I’m having dinner with my parents tomorrow, and I think you ought to come over to mine when I get back. –A.H. Shafiq
The parchment sat crumpled and worn on the table, the words and handwriting etched into his memory. He couldn’t recall his response. He certainly didn’t say no, but what precisely did he say? Was he crude, kind, cryptic, snarky? Henry racked his brain in an attempt to remember but eventually gave up, as he always did when the thought crossed his mind. He wondered where his letter had ended up, whatever he said. Did Bridget get it and read it? Had she set it in her room like things were normal? It didn’t matter, one way or another. There was no tomorrow, and there was no getting back.
He could hear her voice. In his head, the words in her last letter to him, running over and over on loop like a broken record, jumping from the end right back to the same spot. Never advancing, never changing. It was droning, enough to give him a headache. That might’ve been the tequila, though.
He took another swig, anyway.
There was never going to be another. Henry knew that within a day of being without her. No one could replace her. Ainsley got under his skin in a way that no woman ever would manage to do again. Maybe they were defenses being put up, maybe it was his fault for it. Henry didn’t care. If he were being honest with himself, which he decided was allowed after nearly an entire bottle of tequila on an empty stomach, he didn’t want to let anyone in again. It wasn’t because he was afraid of being hurt, of losing someone again. That sort of thing wasn’t his worry. Simply, Henry knew in the deepest parts of himself that she was tailor made to fit with him. She accepted the parts of him that were difficult, and challenged the parts that were underdeveloped; Ainsley kept him on his toes and made his mind bright; she encouraged him and supported him.

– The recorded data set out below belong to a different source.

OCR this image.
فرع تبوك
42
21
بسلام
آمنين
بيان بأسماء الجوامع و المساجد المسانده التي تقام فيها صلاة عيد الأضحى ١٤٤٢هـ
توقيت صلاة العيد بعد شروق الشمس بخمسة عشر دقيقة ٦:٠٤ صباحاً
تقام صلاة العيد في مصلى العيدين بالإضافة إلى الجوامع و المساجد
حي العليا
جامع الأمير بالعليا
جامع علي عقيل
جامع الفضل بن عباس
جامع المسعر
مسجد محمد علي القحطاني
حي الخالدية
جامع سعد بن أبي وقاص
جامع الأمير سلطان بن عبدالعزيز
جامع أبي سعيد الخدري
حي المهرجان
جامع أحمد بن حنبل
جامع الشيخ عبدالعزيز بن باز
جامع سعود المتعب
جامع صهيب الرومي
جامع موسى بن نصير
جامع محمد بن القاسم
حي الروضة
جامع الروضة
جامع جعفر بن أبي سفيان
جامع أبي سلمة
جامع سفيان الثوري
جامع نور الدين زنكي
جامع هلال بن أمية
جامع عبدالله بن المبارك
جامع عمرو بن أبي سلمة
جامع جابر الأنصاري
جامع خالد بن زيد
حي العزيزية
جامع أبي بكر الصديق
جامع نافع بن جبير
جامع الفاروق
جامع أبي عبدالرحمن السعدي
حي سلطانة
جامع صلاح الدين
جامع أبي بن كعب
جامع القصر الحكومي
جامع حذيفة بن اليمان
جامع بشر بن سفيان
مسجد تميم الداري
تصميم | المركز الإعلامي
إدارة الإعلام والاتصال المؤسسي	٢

No one would do that for him anymore, and he didn’t want anyone to try. He wondered whether he took that for granted – those things he couldn’t get from just any shag on any night. Had he treated her well? He didn’t realize how much she meant to him when she was here. Henry knew that.
He also knew she deserved someone more than him – and that’s why he had strived to better himself. It was because of Ainsley that he wanted to connect with his family, to rediscover passion in his life. He didn’t admit it to anyone but himself, but it wasn’t long after the first time he fucked her that he stopped taking other girls home. Even his body knew, his hormones, that Ainsley was different.
He went for another swig, but the bottle was empty. “Fuck,” he muttered and his voice crackled because it hadn’t been used all day. “Fuck, fuck, fuck.”
And just like that, the memories blinded him. The time she was drunk in her office and he stopped on by; the first time they shagged at some stuck-up wedding; the first time she brought him to her flat; shagging on the roof shortly after; taking her flying; thinking firstly of her after his surgery. All of it, rushing at him in one wave that made his stomach clench and his jaw quiver. It wasn’t fair. It wasn’t fair he should remember all of these things in their entirety.
He saw her writing and heard her voice; he felt her breath every place it ever passed across his skin and he could feel her body underneath his fingertips; he could taste her, smell her, remember how her lips felt by his ear.
His cheeks were warm and marked with tears and he wasn’t sure when they started, only that they wouldn’t stop. He slammed a fist against the tabletop, rattling the empty bottle there as a final drip sunk off its side, mocking him, making light of his tears, and he flung a hand against it until it shattered on the wall making an explosion of glass that bounced everywhere along the ground and he didn’t care that he walked across it and bits got stuck in his heel and between his toes because he wanted to feel it, he wanted to feel something except the overwhelming love that wouldn’t go away.
People who said it got easier with time were fucking liars, and Henry knew it. Dirty, filthy liars. One, two, three hundred and sixty five days later. Seven letters. One bottle of scotch. Endless memories still as bright as the first day they happened.